How singing often leads to an outpouring of emotionby Lisa Schmucker Showalter
You may know one. You may even be one yourself. They are everywhere. I call them “songweepers.” Songweepers are people who just can’t seem to hold their emotions in check upon hearing or, especially, singing certain songs.
I coined this term several years ago, when my husband’s (Brian’s) uncle passed away. As we prepared the music for the funeral, there was speculation from the Troyers (Brian’s maternal family) about whether or not they would be able to sing at the funeral due to the likelihood of crying.
The Troyers are not an emotional bunch. They’re loving, warm, genuine and given to practical joking—or joking of any kind. But one would not define them as sappy. Brian’s uncle Steve couldn’t make sense of it. “I can be surrounded by blood, guts and all kinds of devastation and be fine, but if you throw a song into the middle of it, I’m a mess.” Aunt Joyce tried a scientific approach, explaining, “There is a nerve directly attached to the vocal cord that goes into the part of the brain that controls tears. I’m fine until I open my mouth to sing.” (I don’t think this has been proven scientifically.)
While the Troyers aren’t a sappy bunch, they are a singing bunch. They sing together. When I first joined the family, we sang hymns at the dinner table prior to holiday meals.
Not in a cheesy, contrived, Norman Rockwell painting sort of way but in a sincere, honest, enthusiastic way. They grew up singing together and taught all their children to sing together, and now all the in-laws have joined the song. For them, family memories are tied to singing. In fact, after Brian’s grandmother passed away, no one, including Brian (who seems to have inherited the song-weeping gene), could sing her favorite hymn, “To Us a Child of Hope is Born,” with a dry eye.
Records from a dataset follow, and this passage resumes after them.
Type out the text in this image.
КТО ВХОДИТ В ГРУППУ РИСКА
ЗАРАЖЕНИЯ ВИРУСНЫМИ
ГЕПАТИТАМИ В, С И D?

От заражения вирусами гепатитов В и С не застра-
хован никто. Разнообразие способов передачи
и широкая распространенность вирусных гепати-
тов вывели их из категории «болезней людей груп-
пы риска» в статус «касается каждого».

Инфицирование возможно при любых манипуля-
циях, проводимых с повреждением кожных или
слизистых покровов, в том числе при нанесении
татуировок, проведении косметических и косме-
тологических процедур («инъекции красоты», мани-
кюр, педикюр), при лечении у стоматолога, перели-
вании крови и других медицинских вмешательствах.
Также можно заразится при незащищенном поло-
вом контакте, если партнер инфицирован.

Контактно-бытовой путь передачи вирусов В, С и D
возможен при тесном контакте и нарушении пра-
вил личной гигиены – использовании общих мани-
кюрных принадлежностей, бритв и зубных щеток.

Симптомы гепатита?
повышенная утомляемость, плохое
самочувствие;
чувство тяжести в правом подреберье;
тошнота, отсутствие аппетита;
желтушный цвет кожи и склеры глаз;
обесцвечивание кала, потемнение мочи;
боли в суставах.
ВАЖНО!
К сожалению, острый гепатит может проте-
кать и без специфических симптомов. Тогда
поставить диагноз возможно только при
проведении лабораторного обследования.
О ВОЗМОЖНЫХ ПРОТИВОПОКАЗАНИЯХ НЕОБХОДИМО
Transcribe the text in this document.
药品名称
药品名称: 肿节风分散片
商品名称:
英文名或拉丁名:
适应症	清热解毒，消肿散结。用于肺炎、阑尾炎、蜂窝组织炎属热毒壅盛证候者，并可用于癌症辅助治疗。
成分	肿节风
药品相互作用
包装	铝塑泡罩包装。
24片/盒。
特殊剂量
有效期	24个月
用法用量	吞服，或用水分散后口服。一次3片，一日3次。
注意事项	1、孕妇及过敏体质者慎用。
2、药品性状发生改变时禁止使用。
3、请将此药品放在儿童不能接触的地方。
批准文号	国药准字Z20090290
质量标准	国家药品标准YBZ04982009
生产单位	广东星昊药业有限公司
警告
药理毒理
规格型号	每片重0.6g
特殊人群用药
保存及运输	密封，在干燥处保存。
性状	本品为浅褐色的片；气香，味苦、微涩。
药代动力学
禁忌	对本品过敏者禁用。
Memories are certainly key in tying emotion to singing. Music helps us retrieve memories. But followers of Christ get an added benefit. The music of the church helps us grapple with profound faith questions. It helps us experience the indefinable and divine love of God. For that reason, just one singing of an amazing text paired with a beautiful melody can have me fighting back tears. I am so thankful for God’s infinite wisdom in creating this outlet and expression for us.
At the funeral, Brian and I turned around at one point and, sure enough, there stood his mom and aunt, singing and weeping. Psalm 108:1 says, “My heart is steadfast, O God; I will sing and make music with all my soul.” Sometimes, having all your soul in it means a little weeping, too. I say, songweepers unite. But someone will have to keep themselves composed enough to keep the song going.
Lisa Schmucker Showalter was minister of worship and music at North Main St. Mennonite Church, Nappanee, Ind.